Quando questionado sobre por que retornou à casa do Réu 1 após o assassinato, respondeu que o Réu 1 lhe disse que eles precisavam limpar e ocultar as provas, e que obedeceu a tudo o que dizia para proteger sua vida e a de sua família (ibid., parágrafos 190-193).
Ele disse que, depois de voltar para casa, tomou banho, foi trabalhar e depois para uma festa.
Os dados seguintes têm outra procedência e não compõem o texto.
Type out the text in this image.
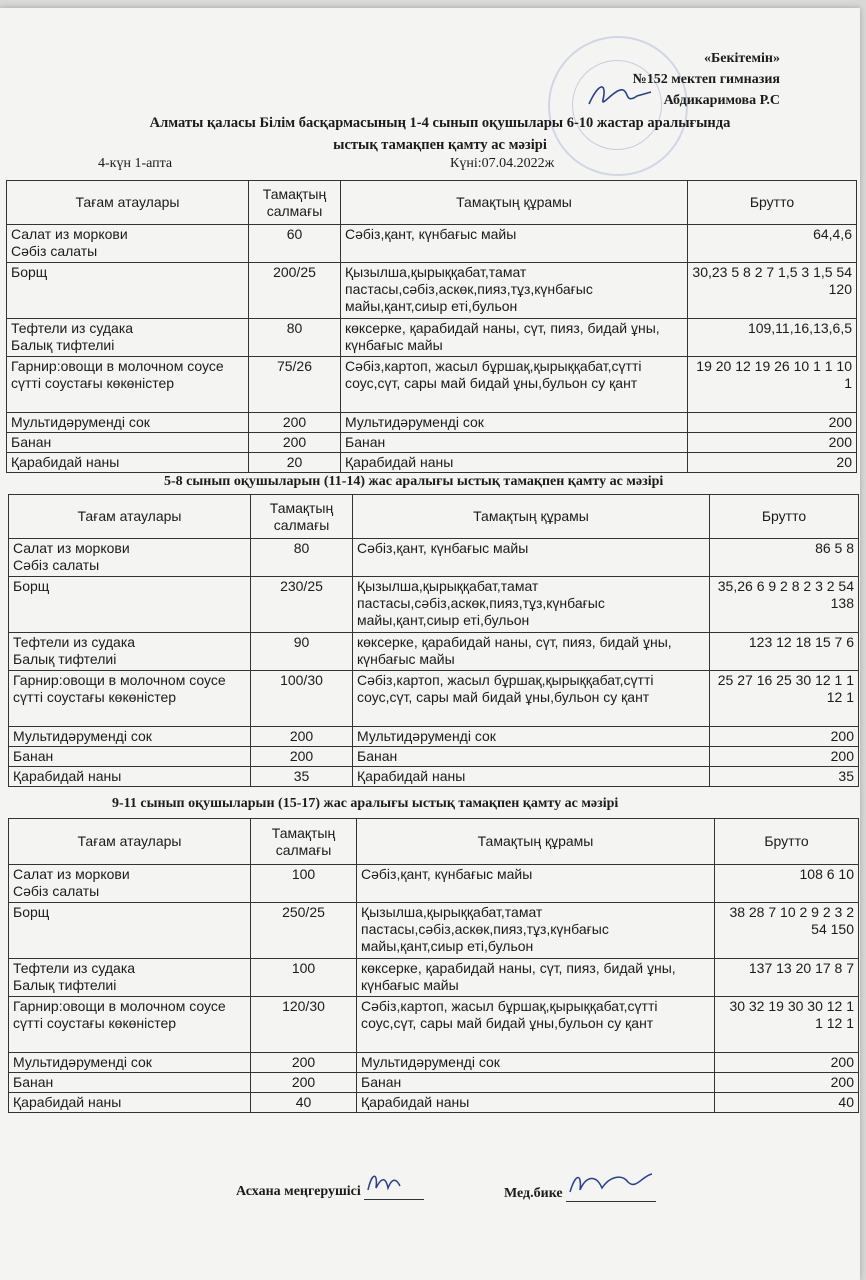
«Бекітемін»
№152 мектеп гимназия
Абдикаримова Р.С
Алматы қаласы Білім басқармасының 1-4 сынып оқушылары 6-10 жастар аралығында
ыстық тамақпен қамту ас мәзірі
4-күн 1-апта	Күні:07.04.2022ж
Тағам атаулары	Тамақтың салмағы	Тамақтың құрамы	Брутто
Салат из моркови
Сәбіз салаты	60	Сәбіз,қант, күнбағыс майы	64,4,6
Борщ	200/25	Қызылша,қырыққабат,тамат пастасы,сәбіз,аскөк,пияз,тұз,күнбағыс майы,қант,сиыр еті,бульон	30,23 5 8 2 7 1,5 3 1,5 54 120
Тефтели из судака
Балық тифтелиі	80	көксерке, қарабидай наны, сүт, пияз, бидай ұны, күнбағыс майы	109,11,16,13,6,5
Гарнир:овощи в молочном соусе сүтті соустағы көкөністер	75/26	Сәбіз,картоп, жасыл бұршақ,қырыққабат,сүтті соус,сүт, сары май бидай ұны,бульон су қант	19 20 12 19 26 10 1 1 10 1
Мультидәруменді сок	200	Мультидәруменді сок	200
Банан	200	Банан	200
Қарабидай наны	20	Қарабидай наны	20
5-8 сынып оқушыларын (11-14) жас аралығы ыстық тамақпен қамту ас мәзірі
Тағам атаулары	Тамақтың салмағы	Тамақтың құрамы	Брутто
Салат из моркови
Сәбіз салаты	80	Сәбіз,қант, күнбағыс майы	86 5 8
Борщ	230/25	Қызылша,қырыққабат,тамат пастасы,сәбіз,аскөк,пияз,тұз,күнбағыс майы,қант,сиыр еті,бульон	35,26 6 9 2 8 2 3 2 54 138
Тефтели из судака
Балық тифтелиі	90	көксерке, қарабидай наны, сүт, пияз, бидай ұны, күнбағыс майы	123 12 18 15 7 6
Гарнир:овощи в молочном соусе сүтті соустағы көкөністер	100/30	Сәбіз,картоп, жасыл бұршақ,қырыққабат,сүтті соус,сүт, сары май бидай ұны,бульон су қант	25 27 16 25 30 12 1 1 12 1
Мультидәруменді сок	200	Мультидәруменді сок	200
Банан	200	Банан	200
Қарабидай наны	35	Қарабидай наны	35
9-11 сынып оқушыларын (15-17) жас аралығы ыстық тамақпен қамту ас мәзірі
Тағам атаулары	Тамақтың салмағы	Тамақтың құрамы	Брутто
Салат из моркови
Сәбіз салаты	100	Сәбіз,қант, күнбағыс майы	108 6 10
Борщ	250/25	Қызылша,қырыққабат,тамат пастасы,сәбіз,аскөк,пияз,тұз,күнбағыс майы,қант,сиыр еті,бульон	38 28 7 10 2 9 2 3 2 54 150
Тефтели из судака
Балық тифтелиі	100	көксерке, қарабидай наны, сүт, пияз, бидай ұны, күнбағыс майы	137 13 20 17 8 7
Гарнир:овощи в молочном соусе сүтті соустағы көкөністер	120/30	Сәбіз,картоп, жасыл бұршақ,қырыққабат,сүтті соус,сүт, сары май бидай ұны,бульон су қант	30 32 19 30 30 12 1 1 12 1
Мультидәруменді сок	200	Мультидәруменді сок	200
Банан	200	Банан	200
Қарабидай наны	40	Қарабидай наны	40
Асхана меңгерушісі	Мед.бике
Sobre a alegação de que teve tempo suficiente para contar aos pais, a um amigo ou denunciar à polícia, mas que foi a uma festa onde passou o tempo e se divertiu calmamente, o que é inconsistente com a alegação de que ele não foi responsável pelo incidente, ele respondeu: "Depois do incidente [Réu 1] me disse que assim que fui para a cadeia, eu sei exatamente quem era a pessoa por quem fui e que eu mataria ele e sua família, ele me ameaçou e eu fiquei com medo e com a festa, Eu não gostei, não bebi, a festa toda... Chorei e temi pela minha vida e pela da minha família porque sei do que esse homem é capaz", e acrescentou que, na festa, contou a história em lágrimas para sua colega de trabalho Sally (ibid. 96-108).
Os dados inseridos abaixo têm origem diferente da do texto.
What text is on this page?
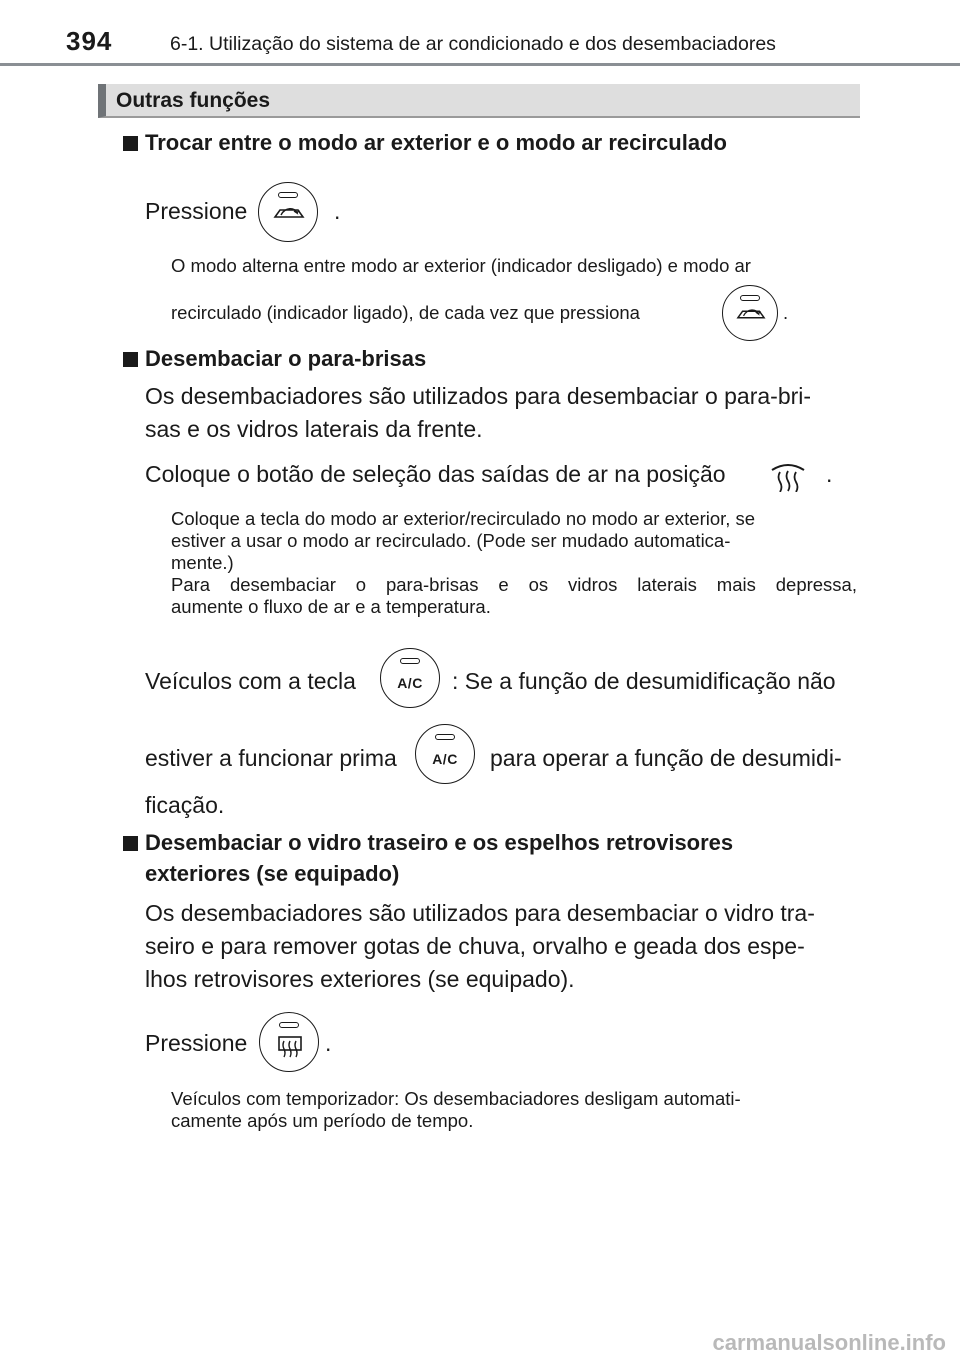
394	6-1. Utilização do sistema de ar condicionado e dos desembaciadores
Outras funções
Trocar entre o modo ar exterior e o modo ar recirculado
Pressione	.
O modo alterna entre modo ar exterior (indicador desligado) e modo ar
recirculado (indicador ligado), de cada vez que pressiona	.
Desembaciar o para-brisas
Os desembaciadores são utilizados para desembaciar o para-bri-
sas e os vidros laterais da frente.
Coloque o botão de seleção das saídas de ar na posição	.
Coloque a tecla do modo ar exterior/recirculado no modo ar exterior, se
estiver a usar o modo ar recirculado. (Pode ser mudado automatica-
mente.)
Para desembaciar o para-brisas e os vidros laterais mais depressa,
aumente o fluxo de ar e a temperatura.
Veículos com a tecla	A/C	: Se a função de desumidificação não
estiver a funcionar prima	A/C	para operar a função de desumidi-
ficação.
Desembaciar o vidro traseiro e os espelhos retrovisores
exteriores (se equipado)
Os desembaciadores são utilizados para desembaciar o vidro tra-
seiro e para remover gotas de chuva, orvalho e geada dos espe-
lhos retrovisores exteriores (se equipado).
Pressione	.
Veículos com temporizador: Os desembaciadores desligam automati-
camente após um período de tempo.
carmanualsonline.info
No confronto, o Réu 2 repetiu sua descrição de que, após o incidente, eles tomaram banho, o Réu 1 dividiu as roupas em sacos e, pela manhã, disse que dividiriam entre as lixeiras para que a polícia não os seguisse. Quando perguntado se havia pegado roupas do réu 1, ele respondeu afirmativamente e disse que essas eram as roupas que usava no incidente e que foram jogadas em sacolas, e que, após tomar banho, usava as mesmas roupas que usava quando chegou até ele. Depois disso, eles não dormiram a noite toda por medo, e ele mesmo ficou "ansioso e com medo de por que fizemos isso e como [Réu 1] poderia matar um ser humano." De manhã, ele disse ao réu 1 que queria ir para casa, e no caminho o réu 1 jogou as sacolas nas lixeiras, depois escondeu a arma em um lugar que o réu 1 conhecia, e ele mesmo não viu exatamente onde, pois seu trabalho era verificar se as pessoas não estavam se aproximando; Mais tarde, o réu 1 jogou as chaves do falecido em um poço de esgoto junto com suas chaves, que o réu 1 tentou procurar, mas não conseguiu, e eles se separaram; Mais tarde, por ordem do réu 1, ele também jogou fora a bolsa onde estavam as sacolas. Quando questionado sobre o plano deles em relação à arma, ele respondeu que o réu 1 disse que queria mantê-la e negou a alegação de que ele mesmo dizia conhecer alguém para quem poderia vender a arma (P/8A, pp. 43-44, 54-59).